Sir Ian is already under investigation by the watchdog following allegations of improper links with a businessman who was awarded Met contracts.
These disclosures come as war broke out between Sir Ian and Assistant Commissioner Tarique Ghaffur, who is bringing an action for race discrimination.
The Met told the IoS it never received the second report naming any senior officer. However, Dave Eden, the Hertfordshire police sergeant who wrote it, denied this. He said: "I am happy to co-operate with any inquiry."
Sgt Eden's reports relate to a 999 call he had just attended. A client of the escort agency was disputing a bill and Patel-Nasri, her husband and two others had gone to his home in Elstree to recover the money.

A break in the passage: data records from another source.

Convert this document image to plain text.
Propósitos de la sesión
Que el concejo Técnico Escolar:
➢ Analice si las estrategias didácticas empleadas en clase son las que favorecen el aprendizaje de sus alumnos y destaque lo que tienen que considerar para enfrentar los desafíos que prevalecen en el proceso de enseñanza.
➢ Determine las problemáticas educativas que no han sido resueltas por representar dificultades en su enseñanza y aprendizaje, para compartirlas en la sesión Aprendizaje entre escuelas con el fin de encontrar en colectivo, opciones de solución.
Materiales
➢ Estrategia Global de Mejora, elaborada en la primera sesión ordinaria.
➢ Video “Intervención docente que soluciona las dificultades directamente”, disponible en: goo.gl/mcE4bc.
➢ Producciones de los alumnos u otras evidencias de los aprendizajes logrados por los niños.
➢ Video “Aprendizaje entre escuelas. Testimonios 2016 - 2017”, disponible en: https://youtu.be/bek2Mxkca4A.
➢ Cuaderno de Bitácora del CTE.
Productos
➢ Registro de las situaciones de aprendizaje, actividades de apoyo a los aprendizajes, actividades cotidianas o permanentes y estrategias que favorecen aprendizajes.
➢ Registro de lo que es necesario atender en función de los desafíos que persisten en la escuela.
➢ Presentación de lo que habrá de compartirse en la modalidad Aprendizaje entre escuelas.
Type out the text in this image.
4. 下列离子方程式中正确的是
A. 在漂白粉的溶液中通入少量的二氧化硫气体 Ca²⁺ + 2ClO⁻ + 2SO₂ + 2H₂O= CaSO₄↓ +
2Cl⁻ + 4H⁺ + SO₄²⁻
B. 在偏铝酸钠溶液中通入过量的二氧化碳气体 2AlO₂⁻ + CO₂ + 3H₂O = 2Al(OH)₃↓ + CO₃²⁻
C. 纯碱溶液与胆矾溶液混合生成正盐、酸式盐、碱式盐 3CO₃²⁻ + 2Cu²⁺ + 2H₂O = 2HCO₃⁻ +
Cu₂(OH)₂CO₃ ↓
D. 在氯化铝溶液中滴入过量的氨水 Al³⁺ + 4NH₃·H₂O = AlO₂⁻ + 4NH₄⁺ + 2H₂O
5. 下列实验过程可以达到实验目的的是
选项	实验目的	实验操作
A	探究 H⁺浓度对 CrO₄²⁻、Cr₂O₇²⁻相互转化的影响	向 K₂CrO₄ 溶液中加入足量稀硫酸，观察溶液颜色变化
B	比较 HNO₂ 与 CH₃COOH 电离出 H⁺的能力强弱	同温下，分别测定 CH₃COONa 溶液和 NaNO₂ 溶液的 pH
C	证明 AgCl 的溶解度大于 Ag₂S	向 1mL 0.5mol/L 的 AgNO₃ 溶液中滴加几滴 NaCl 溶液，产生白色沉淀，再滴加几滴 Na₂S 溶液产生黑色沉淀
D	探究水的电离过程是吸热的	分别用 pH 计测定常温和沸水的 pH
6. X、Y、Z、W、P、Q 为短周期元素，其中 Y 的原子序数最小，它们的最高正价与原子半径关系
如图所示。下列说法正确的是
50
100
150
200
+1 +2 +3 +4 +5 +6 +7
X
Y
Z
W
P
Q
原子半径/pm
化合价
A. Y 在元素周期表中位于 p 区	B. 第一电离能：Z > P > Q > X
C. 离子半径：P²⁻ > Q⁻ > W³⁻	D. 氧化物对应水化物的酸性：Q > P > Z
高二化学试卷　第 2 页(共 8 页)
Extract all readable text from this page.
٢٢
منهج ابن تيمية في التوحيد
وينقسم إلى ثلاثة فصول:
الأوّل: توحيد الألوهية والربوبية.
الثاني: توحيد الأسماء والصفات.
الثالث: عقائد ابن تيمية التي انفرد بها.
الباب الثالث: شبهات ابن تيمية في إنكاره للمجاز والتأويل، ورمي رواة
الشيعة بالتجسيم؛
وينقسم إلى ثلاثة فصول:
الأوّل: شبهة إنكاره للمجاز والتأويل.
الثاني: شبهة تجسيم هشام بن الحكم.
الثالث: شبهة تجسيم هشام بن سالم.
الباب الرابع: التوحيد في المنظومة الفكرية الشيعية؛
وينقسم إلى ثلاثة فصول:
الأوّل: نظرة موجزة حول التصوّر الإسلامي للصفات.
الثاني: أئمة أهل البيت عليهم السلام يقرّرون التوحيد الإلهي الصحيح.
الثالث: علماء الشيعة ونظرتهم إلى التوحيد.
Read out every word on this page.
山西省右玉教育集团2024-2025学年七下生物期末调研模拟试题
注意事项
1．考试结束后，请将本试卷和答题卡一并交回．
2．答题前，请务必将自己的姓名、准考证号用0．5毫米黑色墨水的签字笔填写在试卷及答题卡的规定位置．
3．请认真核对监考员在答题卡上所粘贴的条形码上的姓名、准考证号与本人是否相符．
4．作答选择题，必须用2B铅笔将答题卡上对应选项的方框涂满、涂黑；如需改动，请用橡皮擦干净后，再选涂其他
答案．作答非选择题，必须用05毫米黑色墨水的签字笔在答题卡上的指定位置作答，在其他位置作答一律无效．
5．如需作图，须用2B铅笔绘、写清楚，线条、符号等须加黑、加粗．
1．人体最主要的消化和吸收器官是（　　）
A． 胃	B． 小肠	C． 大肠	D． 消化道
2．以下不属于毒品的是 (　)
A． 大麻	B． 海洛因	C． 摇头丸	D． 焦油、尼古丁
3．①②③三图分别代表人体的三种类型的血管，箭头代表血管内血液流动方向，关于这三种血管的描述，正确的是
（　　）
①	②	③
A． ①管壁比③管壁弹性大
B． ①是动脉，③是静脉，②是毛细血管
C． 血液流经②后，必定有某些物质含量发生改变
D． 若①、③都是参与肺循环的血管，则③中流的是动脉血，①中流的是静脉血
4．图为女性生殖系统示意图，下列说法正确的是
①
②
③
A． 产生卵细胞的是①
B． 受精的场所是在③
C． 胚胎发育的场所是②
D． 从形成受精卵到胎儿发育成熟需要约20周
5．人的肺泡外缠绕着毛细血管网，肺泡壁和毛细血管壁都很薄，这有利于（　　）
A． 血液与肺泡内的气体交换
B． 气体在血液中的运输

The first document was an intelligence report in which Sgt Eden complained that Patel-Nasri had misused her warrant card and aggressively told him that her "powerful friends at Scotland Yard" would get him the sack.
Separately, Sgt Eden wrote a report of the incident and his subsequent actions. Fadi Nasri had given him the name of the senior Scotland Yard officer who he claimed had provided confidential information about the client. The next day, Sgt Eden contacted him. When he explained the purpose of the call and mentioned Nasri's name, the officer hung up.
The third document was a witness statement he had taken from the client.
All three documents were created on a police computer 24 hours after the incident. Sgt Eden sent printed copies of the three documents to the anti-corruption unit at Scotland Yard, to Wembley police station, where Patel-Nasri worked, and to Hertfordshire Police's professional standards department.
The Met will only accept that it received Sgt Eden's intelligence report on Patel-Nasri, who was subsequently disciplined for misusing her warrant card to enforce a civil debt.
Inexplicably, the Met's anti-corruption unit never debriefed Sgt Eden. And had he not made contact with the murder squad three years later, says Ms Clarke, detectives would not have known about the escort agency or any link with a senior Met officer.
It was Ms Clarke's job to research Sgt Eden's statement for the murder inquiry. She could not access any of the Met's anti-corruption files. "I felt the murder inquiry was warned off from pursuing Eden's statement because it would take the Met down a corruption route it had covered up," she said.